Even in his own lifetime, Klee achieved a near mythical status. His tiny, luminous works defied the more bombastic statements of modernism, and his painstaking experiments into colour and form seemed to enclose infinite narratives of mystic significance. The Tate Modern now presents a major new show of the artist’s work, ‘Paul Klee: Making Visible’.
The exhibition is unique in presenting his work in perfect chronological order, made possible by Klee’s own scrupulous cataloguing of his works by number. The first rooms show the influence of Klee’s trip to Tunisia in 1914, which prompted the famous proclamation ‘colour has taken possession of me. I am a painter’. Then there are the Bauhaus years of the 1920s, where his role as a teacher infused his own work process. This is particularly apparent in the subtle watercolour ‘gradations’ series, and the further development of the oil-transfer method where Klee’s highly idiosyncratic draughtsmanship fused with his sensitivity as a colourist.
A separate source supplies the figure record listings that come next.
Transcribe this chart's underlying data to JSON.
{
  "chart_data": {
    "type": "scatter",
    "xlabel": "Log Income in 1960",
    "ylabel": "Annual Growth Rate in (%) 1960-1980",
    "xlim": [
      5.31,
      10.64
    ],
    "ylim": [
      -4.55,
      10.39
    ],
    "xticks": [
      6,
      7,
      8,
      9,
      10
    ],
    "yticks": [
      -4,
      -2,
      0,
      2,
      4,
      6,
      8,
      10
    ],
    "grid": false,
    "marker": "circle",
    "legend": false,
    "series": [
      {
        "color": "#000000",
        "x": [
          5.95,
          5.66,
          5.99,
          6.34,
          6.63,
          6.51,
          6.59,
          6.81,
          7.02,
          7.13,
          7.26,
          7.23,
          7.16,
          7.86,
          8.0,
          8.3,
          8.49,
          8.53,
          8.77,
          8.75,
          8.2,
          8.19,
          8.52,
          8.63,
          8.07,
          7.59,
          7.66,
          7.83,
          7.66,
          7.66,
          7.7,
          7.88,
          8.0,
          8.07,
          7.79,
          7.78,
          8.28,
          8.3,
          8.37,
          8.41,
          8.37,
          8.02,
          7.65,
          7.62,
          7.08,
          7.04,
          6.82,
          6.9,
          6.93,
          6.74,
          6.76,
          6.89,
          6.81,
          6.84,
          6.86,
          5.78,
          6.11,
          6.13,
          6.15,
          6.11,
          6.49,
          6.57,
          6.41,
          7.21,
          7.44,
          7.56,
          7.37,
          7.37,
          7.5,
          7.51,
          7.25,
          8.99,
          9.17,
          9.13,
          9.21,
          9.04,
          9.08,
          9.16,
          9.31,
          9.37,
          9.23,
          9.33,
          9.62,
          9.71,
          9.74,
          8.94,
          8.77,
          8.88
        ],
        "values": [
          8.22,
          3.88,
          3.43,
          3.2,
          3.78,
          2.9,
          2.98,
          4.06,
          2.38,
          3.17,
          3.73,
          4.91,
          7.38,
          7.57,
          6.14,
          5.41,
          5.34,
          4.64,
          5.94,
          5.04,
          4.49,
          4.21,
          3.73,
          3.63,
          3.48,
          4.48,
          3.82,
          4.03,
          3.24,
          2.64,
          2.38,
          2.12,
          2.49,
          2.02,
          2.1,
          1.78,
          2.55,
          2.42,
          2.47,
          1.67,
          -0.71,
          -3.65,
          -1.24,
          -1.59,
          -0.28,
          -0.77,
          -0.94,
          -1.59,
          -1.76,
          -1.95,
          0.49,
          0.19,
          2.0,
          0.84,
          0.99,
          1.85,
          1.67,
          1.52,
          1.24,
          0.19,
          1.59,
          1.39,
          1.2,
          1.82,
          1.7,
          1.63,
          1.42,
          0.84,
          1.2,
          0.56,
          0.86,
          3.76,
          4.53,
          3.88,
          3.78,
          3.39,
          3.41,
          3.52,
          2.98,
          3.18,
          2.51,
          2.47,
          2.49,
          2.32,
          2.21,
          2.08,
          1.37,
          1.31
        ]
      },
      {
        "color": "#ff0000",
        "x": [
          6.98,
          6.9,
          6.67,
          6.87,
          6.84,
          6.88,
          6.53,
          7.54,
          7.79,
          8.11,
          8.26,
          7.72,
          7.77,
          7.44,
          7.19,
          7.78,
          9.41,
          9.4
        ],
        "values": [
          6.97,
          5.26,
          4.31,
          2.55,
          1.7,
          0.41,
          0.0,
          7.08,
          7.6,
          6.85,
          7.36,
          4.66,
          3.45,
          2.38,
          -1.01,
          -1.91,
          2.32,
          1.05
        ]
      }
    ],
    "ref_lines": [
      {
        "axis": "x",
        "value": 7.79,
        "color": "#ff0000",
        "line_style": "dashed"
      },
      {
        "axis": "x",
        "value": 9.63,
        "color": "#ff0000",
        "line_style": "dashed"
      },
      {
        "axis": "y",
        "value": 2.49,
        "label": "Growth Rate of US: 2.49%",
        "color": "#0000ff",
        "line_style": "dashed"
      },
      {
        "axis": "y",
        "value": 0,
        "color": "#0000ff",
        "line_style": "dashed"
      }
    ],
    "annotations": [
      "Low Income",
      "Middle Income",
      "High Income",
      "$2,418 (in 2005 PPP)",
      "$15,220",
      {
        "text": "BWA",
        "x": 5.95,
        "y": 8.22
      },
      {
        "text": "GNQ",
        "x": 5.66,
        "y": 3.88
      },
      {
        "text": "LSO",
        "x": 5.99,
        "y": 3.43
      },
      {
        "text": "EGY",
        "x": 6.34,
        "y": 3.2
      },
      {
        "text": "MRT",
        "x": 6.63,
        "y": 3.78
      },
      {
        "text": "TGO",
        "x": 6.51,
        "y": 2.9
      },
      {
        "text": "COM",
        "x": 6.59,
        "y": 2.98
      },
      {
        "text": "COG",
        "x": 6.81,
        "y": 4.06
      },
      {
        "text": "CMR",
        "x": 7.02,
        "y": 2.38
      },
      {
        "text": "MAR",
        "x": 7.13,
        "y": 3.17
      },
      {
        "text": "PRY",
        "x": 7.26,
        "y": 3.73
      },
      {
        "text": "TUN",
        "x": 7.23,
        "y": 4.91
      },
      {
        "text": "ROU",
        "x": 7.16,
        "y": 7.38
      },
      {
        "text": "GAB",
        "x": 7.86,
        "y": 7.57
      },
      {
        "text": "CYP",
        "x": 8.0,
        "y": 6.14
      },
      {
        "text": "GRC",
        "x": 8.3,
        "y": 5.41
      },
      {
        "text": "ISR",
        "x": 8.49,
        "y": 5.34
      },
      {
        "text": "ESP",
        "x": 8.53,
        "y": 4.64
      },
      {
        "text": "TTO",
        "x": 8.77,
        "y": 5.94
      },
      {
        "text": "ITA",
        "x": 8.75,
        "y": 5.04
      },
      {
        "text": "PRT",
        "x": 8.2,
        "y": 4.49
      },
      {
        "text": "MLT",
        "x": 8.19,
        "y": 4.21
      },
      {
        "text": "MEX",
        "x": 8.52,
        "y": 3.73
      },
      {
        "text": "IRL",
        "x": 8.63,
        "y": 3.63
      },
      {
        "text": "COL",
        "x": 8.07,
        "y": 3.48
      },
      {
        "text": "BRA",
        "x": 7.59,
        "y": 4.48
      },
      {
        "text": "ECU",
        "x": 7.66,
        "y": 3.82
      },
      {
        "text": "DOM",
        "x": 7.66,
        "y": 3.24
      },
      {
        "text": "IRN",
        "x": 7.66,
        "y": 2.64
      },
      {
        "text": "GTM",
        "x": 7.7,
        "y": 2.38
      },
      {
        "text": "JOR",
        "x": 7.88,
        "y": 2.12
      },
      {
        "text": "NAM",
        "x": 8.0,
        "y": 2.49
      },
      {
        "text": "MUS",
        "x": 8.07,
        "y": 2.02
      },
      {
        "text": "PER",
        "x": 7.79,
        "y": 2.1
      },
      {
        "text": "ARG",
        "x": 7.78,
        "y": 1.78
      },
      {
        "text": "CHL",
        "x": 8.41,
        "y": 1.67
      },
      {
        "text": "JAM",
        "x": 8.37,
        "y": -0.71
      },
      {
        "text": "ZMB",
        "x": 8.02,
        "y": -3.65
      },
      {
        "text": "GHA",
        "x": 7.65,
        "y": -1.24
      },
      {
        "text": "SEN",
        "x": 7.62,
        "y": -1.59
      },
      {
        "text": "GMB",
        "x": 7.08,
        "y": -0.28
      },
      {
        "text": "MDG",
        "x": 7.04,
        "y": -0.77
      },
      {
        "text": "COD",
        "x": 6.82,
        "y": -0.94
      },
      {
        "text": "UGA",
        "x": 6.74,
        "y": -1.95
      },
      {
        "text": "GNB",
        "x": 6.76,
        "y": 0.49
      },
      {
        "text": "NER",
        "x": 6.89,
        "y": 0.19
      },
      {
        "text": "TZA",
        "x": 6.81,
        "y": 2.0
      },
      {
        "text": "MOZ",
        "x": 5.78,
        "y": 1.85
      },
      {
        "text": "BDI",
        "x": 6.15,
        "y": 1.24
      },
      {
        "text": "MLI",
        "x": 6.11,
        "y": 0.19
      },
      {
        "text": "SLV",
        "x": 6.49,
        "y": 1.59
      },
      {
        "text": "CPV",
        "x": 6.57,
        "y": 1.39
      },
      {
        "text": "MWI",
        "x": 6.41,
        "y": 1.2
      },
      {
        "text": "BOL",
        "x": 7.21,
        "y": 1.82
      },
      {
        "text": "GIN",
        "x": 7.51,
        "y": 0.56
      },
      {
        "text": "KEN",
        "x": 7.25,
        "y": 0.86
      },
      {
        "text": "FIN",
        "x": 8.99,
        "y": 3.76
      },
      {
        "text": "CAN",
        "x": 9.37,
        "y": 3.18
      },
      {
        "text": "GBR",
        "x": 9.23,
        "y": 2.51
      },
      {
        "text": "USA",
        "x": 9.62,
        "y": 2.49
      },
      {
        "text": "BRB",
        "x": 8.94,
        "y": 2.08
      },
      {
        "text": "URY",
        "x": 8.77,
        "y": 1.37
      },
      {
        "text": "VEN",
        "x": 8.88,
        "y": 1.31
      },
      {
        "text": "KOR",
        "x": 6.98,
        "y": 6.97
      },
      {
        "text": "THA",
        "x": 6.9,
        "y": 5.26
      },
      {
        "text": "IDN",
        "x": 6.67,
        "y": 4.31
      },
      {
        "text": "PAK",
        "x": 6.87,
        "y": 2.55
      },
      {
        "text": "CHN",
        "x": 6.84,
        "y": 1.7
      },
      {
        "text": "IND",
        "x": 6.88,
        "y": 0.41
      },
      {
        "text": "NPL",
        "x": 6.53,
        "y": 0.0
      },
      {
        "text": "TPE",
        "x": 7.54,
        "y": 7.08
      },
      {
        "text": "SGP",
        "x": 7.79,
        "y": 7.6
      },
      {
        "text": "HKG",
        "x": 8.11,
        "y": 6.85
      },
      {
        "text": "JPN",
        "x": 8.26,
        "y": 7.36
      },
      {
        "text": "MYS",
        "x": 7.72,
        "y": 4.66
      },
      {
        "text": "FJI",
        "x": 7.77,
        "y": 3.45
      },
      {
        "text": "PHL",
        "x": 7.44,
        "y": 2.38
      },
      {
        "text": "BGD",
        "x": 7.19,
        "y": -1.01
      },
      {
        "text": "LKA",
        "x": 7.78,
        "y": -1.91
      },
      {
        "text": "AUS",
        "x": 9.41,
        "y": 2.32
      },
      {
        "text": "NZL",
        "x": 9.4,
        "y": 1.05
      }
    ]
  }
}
There are oils and watercolours applied with layering, scratching and rubbing, like the joyous Fish Magic (1925), and the eerie contortions of paintings like Walpurgis Night (1935) – the witches that crept from Klee’s mind after his art was deemed ‘degenerate’ by the Nazis. To represent the artist’s late works, the exhibition has secured a series of rarely loaned paintings including Rich Harbour (1938) from the Kunstmuseum Basel, placed alongside Park near Lu (1938) from the Paul Klee Centre in Bern. Twilight Flowers (1940) depicts dancing floral forms, naive and yet knowing, painted just six months before Klee’s death from a disease reportedly brought on by poisoning from his own materials.
The last major exhibition of Klee’s work in the UK was the Hayward Gallery’s ‘Paul Klee: The Nature of Creation’, co-curated by Bridget Riley. Recently, exhibitions have tended towards the ludic quality of Klee’s oeuvre: last year, ‘Bauhaus: Art as Life’ at the Barbican presented an array of Klee’s extraordinary puppets, while BOZAR’s 2008 exhibition ‘Paul Klee: Theatre Here, There and Everywhere’ explored Klee’s colour harmonies based on musical notation, as well as his interest in dance, circus and masks. Tate Modern’s exhibition is an undeniably rigorous presentation of the artist’s work. Yet it is also incurably serious – a problematic approach to an artist whose ethos of experimentation was founded on playfulness.
In the first of his Reith Lectures at the Tate Modern, ‘Democracy has Bad Taste’, Grayson Perry claimed that ‘popularity has always been a dodgy word in art’. If an artist’s work is deemed popular by the general public, any durability secured by a work’s ‘mystery’ (or, in short, inaccessibility) is cut short, and the work is implicitly de-valued. In ‘Making Visible’ Paul Klee the puppeteer is nowhere to be seen. Instead, we meet Paul Klee preserved as a serious artist, for a serious audience.
For curator Matthew Gale, the main challenge of the exhibition was how to ‘maintain the intimacy that the size of [Klee’s] works demand, whilst making them visible to a large audience’. To the majority of visitors, Klee’s otherworldliness will come across as gnomic, and pointedly difficult. In the clinical expanse of white walls built to cathedral scale, the works appear shadowy and complex.
Even the inclusion of black walls, like those Klee used in his studio, only emphasises the obscurity of the ‘latent realities’ that lie beyond the visible world. Yet the exhibition might still yield a defining ‘vision’ in two ways: with forceps, analysis, minute dissection; or else, simply, as though the paintings were fruit picked from white walls. Klee’s own vision of the world was a mixture of the two.
‘The EY Exhibition: Paul Klee – Making Visible’ is at Tate Modern until 9 March 2014.